In the PreExecute method we need to define our Query and its Parameters. Also Refer the yellow marked query which will be provide the Auto generated ID of each row. 

In the Input0_ProcesInputRow method we need to pass the source column values to PreExecute method. Yellow marked Row represents the Source Column and Address_ID is returned the Auto generated Id which can be used for other Child tables foreign Key. 
We can use this Script component to insert all the tables when we have these kind of complex Schema’s.
Drawbacks:-
  1. Since we are using the Script component and Insert statement this will take long time to import all the records.
  2. This code will work only the ADO.Net Connection and it will not work OLEDB Connection.
  3. If we are using OLEDB Connection we need to change the .net Code accordingly.

Solution – 2

This is another method to achieve our goal which is tricky and cool method.
Once the File is loaded in to stage table. We need to generate our own RowID using the below Query
select ROW_NUMBER() OVER (ORDER BY (SELECT 1))
+(select isnull(max(EmployeeID),4000) from Employee with (nolock))  AS EmployeeID

  • Query initially select the maximum Employee id and added with the Row number of the Stage Table.
  • We need to Generate ID for all Parent ID and it be passed to Child tables Foreign Key.

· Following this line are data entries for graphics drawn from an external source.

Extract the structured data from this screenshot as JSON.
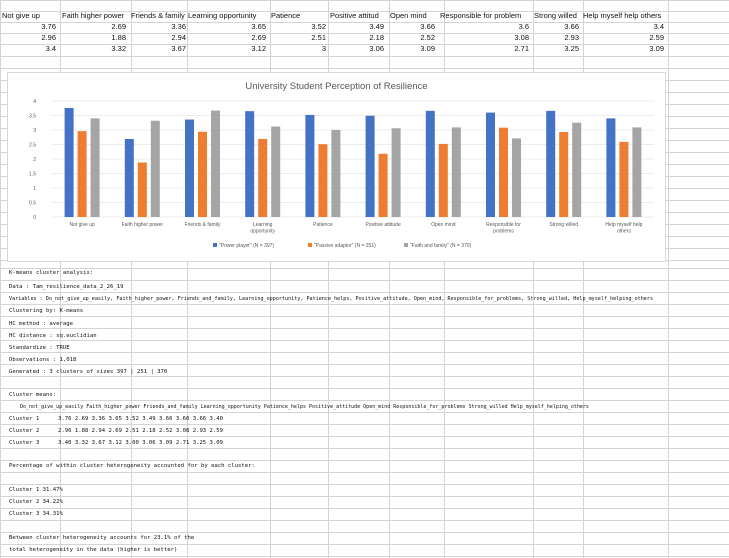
{
  "header_cells": [
    "Not give up",
    "Faith higher power",
    "Friends & family",
    "Learning opportunity",
    "Patience",
    "Positive attitud",
    "Open mind",
    "Responsible for problem",
    "Strong willed",
    "Help myself help others"
  ],
  "top_rows": [
    [
      "3.76",
      "2.69",
      "3.36",
      "3.65",
      "3.52",
      "3.49",
      "3.66",
      "3.6",
      "3.66",
      "3.4"
    ],
    [
      "2.96",
      "1.88",
      "2.94",
      "2.69",
      "2.51",
      "2.18",
      "2.52",
      "3.08",
      "2.93",
      "2.59"
    ],
    [
      "3.4",
      "3.32",
      "3.67",
      "3.12",
      "3",
      "3.06",
      "3.09",
      "2.71",
      "3.25",
      "3.09"
    ]
  ],
  "chart_data": {
    "type": "bar",
    "title": "University Student Perception of Resilience",
    "categories": [
      "Not give up",
      "Faith higher power",
      "Friends & family",
      "Learning opportunity",
      "Patience",
      "Positive attitude",
      "Open mind",
      "Responsible for problems",
      "Strong willed",
      "Help myself help others"
    ],
    "series": [
      {
        "name": "\"Power player\" (N = 397)",
        "color": "#4472c4",
        "values": [
          3.76,
          2.69,
          3.36,
          3.65,
          3.52,
          3.49,
          3.66,
          3.6,
          3.66,
          3.4
        ]
      },
      {
        "name": "\"Passive adaptor\" (N = 251)",
        "color": "#ed7d31",
        "values": [
          2.96,
          1.88,
          2.94,
          2.69,
          2.51,
          2.18,
          2.52,
          3.08,
          2.93,
          2.59
        ]
      },
      {
        "name": "\"Faith and family\" (N = 370)",
        "color": "#a5a5a5",
        "values": [
          3.4,
          3.32,
          3.67,
          3.12,
          3,
          3.06,
          3.09,
          2.71,
          3.25,
          3.09
        ]
      }
    ],
    "ylim": [
      0,
      4
    ],
    "yticks": [
      "0",
      "0.5",
      "1",
      "1.5",
      "2",
      "2.5",
      "3",
      "3.5",
      "4"
    ],
    "grid": true,
    "legend": "bottom"
  },
  "notes": {
    "title": "K-means cluster analysis:",
    "data": "Data   : Tam_resilience_data_2_26_19",
    "variables": "Variables : Do_not_give_up_easily, Faith_higher_power, Friends_and_family, Learning_opportunity, Patience_helps, Positive_attitude, Open_mind, Responsible_for_problems, Strong_willed, Help_myself_helping_others",
    "clustering": "Clustering by: K-means",
    "hc_method": "HC method  : average",
    "hc_distance": "HC distance : sq.euclidian",
    "standardize": "Standardize : TRUE",
    "observations": "Observations : 1,018",
    "generated": "Generated   : 3 clusters of sizes 397 | 251 | 370",
    "means_label": "Cluster means:",
    "means_header": "Do_not_give_up_easily Faith_higher_power Friends_and_family Learning_opportunity Patience_helps Positive_attitude Open_mind Responsible_for_problems Strong_willed Help_myself_helping_others",
    "cluster_rows": [
      {
        "label": "Cluster 1",
        "values": "3.76    2.69    3.36    3.65    3.52    3.49  3.66     3.60    3.66    3.40"
      },
      {
        "label": "Cluster 2",
        "values": "2.96    1.88    2.94    2.69    2.51    2.18  2.52     3.08    2.93    2.59"
      },
      {
        "label": "Cluster 3",
        "values": "3.40    3.32    3.67    3.12    3.00    3.06  3.09     2.71    3.25    3.09"
      }
    ],
    "pct_label": "Percentage of within cluster heterogeneity accounted for by each cluster:",
    "pct_rows": [
      "Cluster 1 31.47%",
      "Cluster 2 34.22%",
      "Cluster 3 34.31%"
    ],
    "between_1": "Between cluster heterogeneity accounts for 23.1% of the",
    "between_2": "total heterogeneity in the data (higher is better)"
  }
}
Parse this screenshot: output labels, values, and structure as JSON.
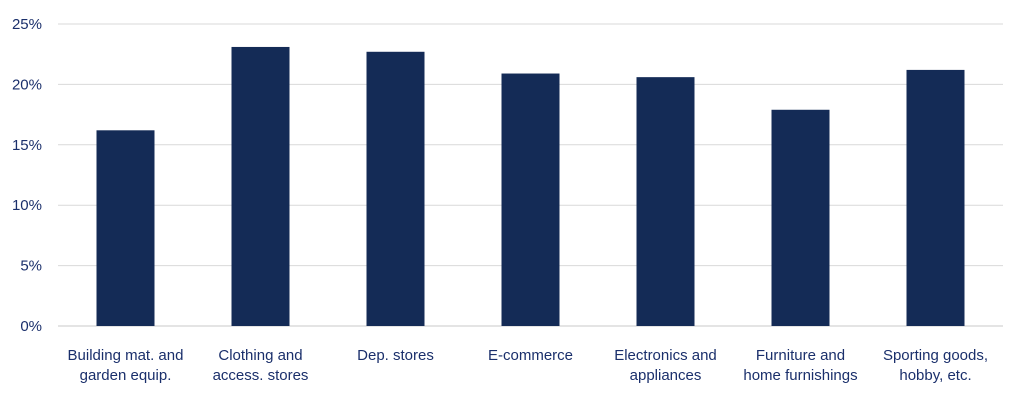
{
  "chart_data": {
    "type": "bar",
    "title": "",
    "xlabel": "",
    "ylabel": "",
    "categories": [
      [
        "Building mat. and",
        "garden equip."
      ],
      [
        "Clothing and",
        "access. stores"
      ],
      [
        "Dep. stores"
      ],
      [
        "E-commerce"
      ],
      [
        "Electronics and",
        "appliances"
      ],
      [
        "Furniture and",
        "home furnishings"
      ],
      [
        "Sporting goods,",
        "hobby, etc."
      ]
    ],
    "values": [
      16.2,
      23.1,
      22.7,
      20.9,
      20.6,
      17.9,
      21.2
    ],
    "ylim": [
      0,
      25
    ],
    "yticks": [
      0,
      5,
      10,
      15,
      20,
      25
    ],
    "ytick_labels": [
      "0%",
      "5%",
      "10%",
      "15%",
      "20%",
      "25%"
    ],
    "grid": true,
    "legend": "none",
    "colors": {
      "bar": "#142b56",
      "grid": "#d9d9d9",
      "tick_label": "#1a2f6b",
      "axis": "#c8c8c8"
    }
  }
}
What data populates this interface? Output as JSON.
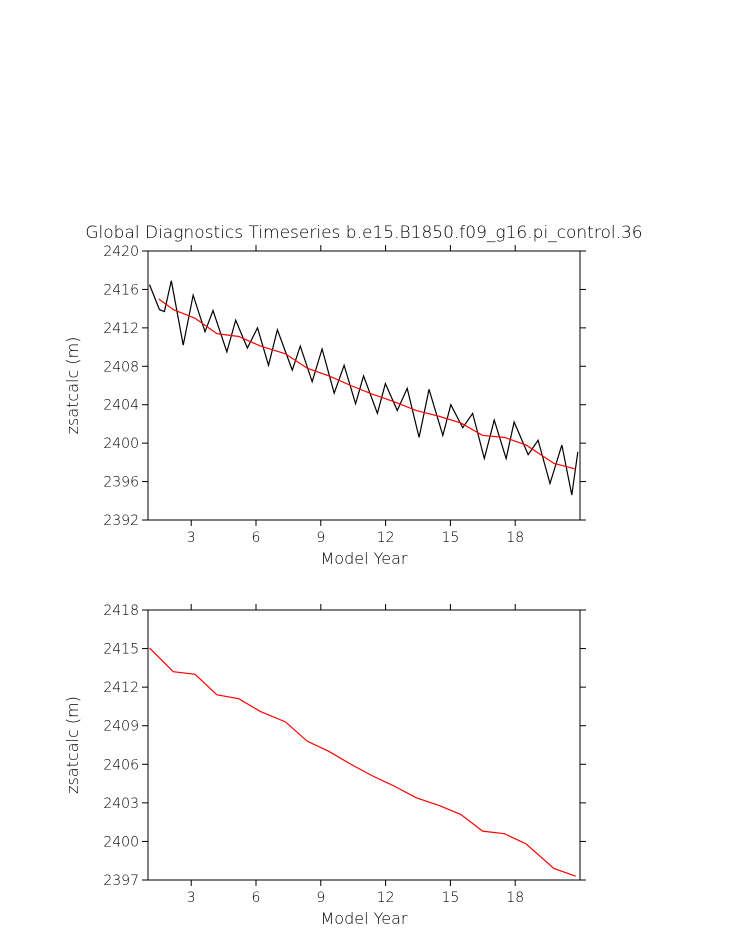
{
  "chart_data": [
    {
      "type": "line",
      "title": "Global Diagnostics Timeseries b.e15.B1850.f09_g16.pi_control.36",
      "xlabel": "Model Year",
      "ylabel": "zsatcalc (m)",
      "xlim": [
        1,
        21
      ],
      "xticks": [
        3,
        6,
        9,
        12,
        15,
        18
      ],
      "ylim": [
        2392,
        2420
      ],
      "yticks": [
        2392,
        2396,
        2400,
        2404,
        2408,
        2412,
        2416,
        2420
      ],
      "series": [
        {
          "color": "#000000",
          "x": [
            1.07,
            1.53,
            1.76,
            2.08,
            2.63,
            3.09,
            3.64,
            4.01,
            4.65,
            5.06,
            5.6,
            6.07,
            6.58,
            6.99,
            7.68,
            8.05,
            8.6,
            9.06,
            9.62,
            10.08,
            10.61,
            10.98,
            11.62,
            11.99,
            12.54,
            13.0,
            13.55,
            14.01,
            14.65,
            15.02,
            15.57,
            16.03,
            16.57,
            17.03,
            17.58,
            17.95,
            18.6,
            19.06,
            19.61,
            20.16,
            20.62,
            20.9
          ],
          "values": [
            2416.5,
            2413.9,
            2413.7,
            2416.9,
            2410.2,
            2415.4,
            2411.6,
            2413.8,
            2409.5,
            2412.8,
            2409.9,
            2412.0,
            2408.1,
            2411.8,
            2407.6,
            2410.1,
            2406.4,
            2409.8,
            2405.2,
            2408.1,
            2404.1,
            2407.0,
            2403.1,
            2406.2,
            2403.4,
            2405.7,
            2400.6,
            2405.6,
            2400.8,
            2404.0,
            2401.6,
            2403.1,
            2398.4,
            2402.4,
            2398.4,
            2402.2,
            2398.8,
            2400.3,
            2395.8,
            2399.8,
            2394.6,
            2399.1
          ]
        },
        {
          "color": "#ff0000",
          "x": [
            1.5,
            2.17,
            3.18,
            4.19,
            5.2,
            6.21,
            7.36,
            8.37,
            9.38,
            10.39,
            11.39,
            12.4,
            13.41,
            14.47,
            15.48,
            16.49,
            17.5,
            18.51,
            19.79,
            20.8
          ],
          "values": [
            2415.0,
            2413.9,
            2413.0,
            2411.4,
            2411.1,
            2410.1,
            2409.3,
            2407.8,
            2407.0,
            2406.0,
            2405.1,
            2404.3,
            2403.4,
            2402.8,
            2402.1,
            2400.8,
            2400.6,
            2399.8,
            2397.9,
            2397.3
          ]
        }
      ]
    },
    {
      "type": "line",
      "xlabel": "Model Year",
      "ylabel": "zsatcalc (m)",
      "xlim": [
        1,
        21
      ],
      "xticks": [
        3,
        6,
        9,
        12,
        15,
        18
      ],
      "ylim": [
        2397,
        2418
      ],
      "yticks": [
        2397,
        2400,
        2403,
        2406,
        2409,
        2412,
        2415,
        2418
      ],
      "series": [
        {
          "color": "#ff0000",
          "x": [
            1.07,
            2.17,
            3.18,
            4.19,
            5.2,
            6.21,
            7.36,
            8.37,
            9.38,
            10.39,
            11.39,
            12.4,
            13.41,
            14.47,
            15.48,
            16.49,
            17.5,
            18.51,
            19.79,
            20.8
          ],
          "values": [
            2415.05,
            2413.2,
            2413.0,
            2411.4,
            2411.1,
            2410.1,
            2409.3,
            2407.8,
            2407.0,
            2406.0,
            2405.1,
            2404.3,
            2403.4,
            2402.8,
            2402.1,
            2400.8,
            2400.6,
            2399.8,
            2397.9,
            2397.3
          ]
        }
      ]
    }
  ]
}
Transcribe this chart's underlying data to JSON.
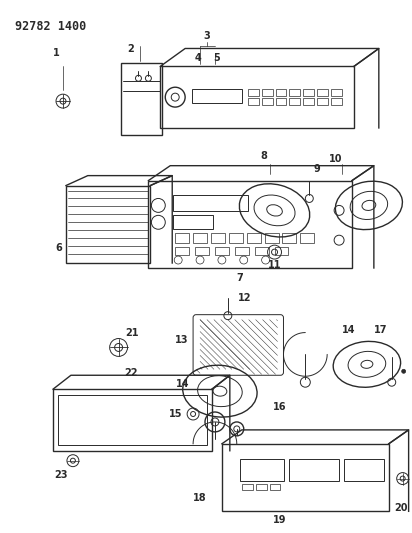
{
  "title": "92782 1400",
  "bg_color": "#ffffff",
  "fg_color": "#2a2a2a",
  "fig_width": 4.12,
  "fig_height": 5.33,
  "dpi": 100
}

Once we build our Query we need to pass as SQL Command in OLEDB Source Editor.



 


    And check the Keep identity in OLE DB Destination Editor.
 




This will load the Data into all the target tables in parallel.
Sample DFT


This will Load the data without any performance issue and it’s one of quicker method to load the data.
Drawbacks:-
  1. While this SSIS package is running we cannot insert any single record in the target table. Since the auto generated id is defined by us.

Conclusion

In One of our Project we have complex schema which is defined by Client. We approaches the 2 solutions and finally selected the second one. Since the Second solution is faster as expected.